What’s the solution? Well, it’s not “Switch to AMD chips”. Once, AMD chips didn’t have this kind of mystery code hidden inside it, but even the latest Ryzen processors are not totally open. They include the AMD platform security process and that’s also a mysterious black box.
What Minnich would like to see happen is for Intel to dump its MINIX code and use an open-source Linux-based firmware. This would be much more secure. The current software is only secured by “security by obscurity”.
Changing to Linux would also enable servers to boot much faster. According to Minnich, booting an Open Compute Project (OCP) Server takes eight minutes thanks to MINIX’s primitive drivers. With Linux it would take less than 17 seconds to get to a shell prompt. That’s a speedup of 32 times.
There’s no reason not to make this improvement. Minnich noted, “There are probably 30 million-plus Chromebooks out there and when your Chromebook gets a new BIOS, a new Linux image is flashed to firmware and I haven’t heard of any problems.”
Specifically, Minnich proposes that Intel, and AMD for that matter:
- Make firmware less capable of doing harm
- Make its actions more visible
- Remove as many runtime components as possible
- In particular, take away its web server and IP stack
- Remove the UEFI IP stack and other drivers
- Remove ME/UEFI self-reflash capability
- Let Linux manage flash updates
Over this, the new Linux firmware would have a userspace written in Go.
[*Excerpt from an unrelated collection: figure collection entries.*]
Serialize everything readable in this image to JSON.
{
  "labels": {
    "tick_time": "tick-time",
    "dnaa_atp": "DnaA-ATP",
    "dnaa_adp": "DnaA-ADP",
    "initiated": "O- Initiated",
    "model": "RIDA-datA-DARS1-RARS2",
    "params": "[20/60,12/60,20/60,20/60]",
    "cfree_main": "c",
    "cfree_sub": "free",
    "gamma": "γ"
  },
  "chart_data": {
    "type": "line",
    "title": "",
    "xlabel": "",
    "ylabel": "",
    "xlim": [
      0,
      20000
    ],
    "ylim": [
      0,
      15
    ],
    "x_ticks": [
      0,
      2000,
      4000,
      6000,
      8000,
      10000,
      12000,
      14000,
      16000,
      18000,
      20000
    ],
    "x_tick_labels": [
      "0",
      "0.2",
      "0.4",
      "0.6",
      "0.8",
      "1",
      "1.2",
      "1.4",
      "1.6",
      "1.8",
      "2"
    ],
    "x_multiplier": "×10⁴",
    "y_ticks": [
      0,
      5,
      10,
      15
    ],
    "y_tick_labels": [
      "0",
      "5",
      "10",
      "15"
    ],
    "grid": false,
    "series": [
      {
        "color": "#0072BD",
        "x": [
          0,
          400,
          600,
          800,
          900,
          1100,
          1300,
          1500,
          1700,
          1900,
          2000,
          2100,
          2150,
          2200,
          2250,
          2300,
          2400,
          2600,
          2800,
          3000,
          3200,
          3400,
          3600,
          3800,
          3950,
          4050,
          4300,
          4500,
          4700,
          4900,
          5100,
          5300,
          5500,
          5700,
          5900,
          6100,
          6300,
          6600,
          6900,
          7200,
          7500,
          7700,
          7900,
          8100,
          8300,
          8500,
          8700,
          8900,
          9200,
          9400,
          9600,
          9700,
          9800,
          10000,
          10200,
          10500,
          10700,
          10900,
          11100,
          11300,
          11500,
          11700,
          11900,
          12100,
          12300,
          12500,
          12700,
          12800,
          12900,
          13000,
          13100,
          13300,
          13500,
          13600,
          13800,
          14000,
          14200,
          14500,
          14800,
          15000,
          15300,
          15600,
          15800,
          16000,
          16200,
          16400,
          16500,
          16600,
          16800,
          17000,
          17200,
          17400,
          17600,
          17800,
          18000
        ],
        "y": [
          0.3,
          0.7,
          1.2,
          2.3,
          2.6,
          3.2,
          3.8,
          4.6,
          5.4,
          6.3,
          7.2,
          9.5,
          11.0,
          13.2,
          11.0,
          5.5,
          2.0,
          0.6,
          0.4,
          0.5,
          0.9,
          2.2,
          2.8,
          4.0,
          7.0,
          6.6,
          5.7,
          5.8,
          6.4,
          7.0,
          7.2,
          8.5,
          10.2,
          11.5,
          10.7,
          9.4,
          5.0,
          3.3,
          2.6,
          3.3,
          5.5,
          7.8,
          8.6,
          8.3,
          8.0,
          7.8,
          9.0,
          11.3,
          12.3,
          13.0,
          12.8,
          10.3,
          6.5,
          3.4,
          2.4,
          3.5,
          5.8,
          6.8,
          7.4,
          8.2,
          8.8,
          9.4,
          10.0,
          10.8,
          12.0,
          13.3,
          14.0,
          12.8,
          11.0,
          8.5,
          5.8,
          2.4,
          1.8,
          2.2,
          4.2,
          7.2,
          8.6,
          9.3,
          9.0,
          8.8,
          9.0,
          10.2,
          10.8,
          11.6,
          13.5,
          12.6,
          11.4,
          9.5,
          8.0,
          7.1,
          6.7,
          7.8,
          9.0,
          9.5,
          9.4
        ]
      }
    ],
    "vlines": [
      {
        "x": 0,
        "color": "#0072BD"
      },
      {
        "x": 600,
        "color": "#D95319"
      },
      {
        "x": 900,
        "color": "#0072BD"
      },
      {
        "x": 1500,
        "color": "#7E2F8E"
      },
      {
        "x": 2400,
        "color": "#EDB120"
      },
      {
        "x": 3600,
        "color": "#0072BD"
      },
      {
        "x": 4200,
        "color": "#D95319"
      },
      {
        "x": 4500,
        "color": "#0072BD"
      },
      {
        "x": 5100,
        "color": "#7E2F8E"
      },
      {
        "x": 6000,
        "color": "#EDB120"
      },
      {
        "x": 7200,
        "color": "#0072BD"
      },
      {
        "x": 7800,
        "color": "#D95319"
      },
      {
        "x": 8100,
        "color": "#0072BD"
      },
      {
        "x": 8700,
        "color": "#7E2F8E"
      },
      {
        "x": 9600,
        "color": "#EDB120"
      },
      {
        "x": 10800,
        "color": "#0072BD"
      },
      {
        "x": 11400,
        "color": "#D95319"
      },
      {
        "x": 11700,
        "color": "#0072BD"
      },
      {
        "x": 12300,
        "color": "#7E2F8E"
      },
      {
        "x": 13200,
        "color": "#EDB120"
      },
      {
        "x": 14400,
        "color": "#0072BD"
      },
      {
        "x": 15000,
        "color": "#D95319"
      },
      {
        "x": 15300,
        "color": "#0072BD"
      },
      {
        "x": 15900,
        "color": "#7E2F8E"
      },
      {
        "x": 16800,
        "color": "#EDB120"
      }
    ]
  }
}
Users would work with this Linux shell using familiar commands. This would give them a clear view of what was happening with the CPU and other system components.
At the same time, since UEFI is so easy to hack, he wants the “UEFI ROM reduced to its most basic parts”.
Will this work? It’s still early days, Minnich warned, and you may turn “your laptop into a brick”. But both for security and performance, it needs doing.
It’s neat that an obscure Unix like MINIX, thanks to Intel putting it on multiple cores in its chips, may be the world’s most widely used operating system. But it’s no way to run modern servers and PCs.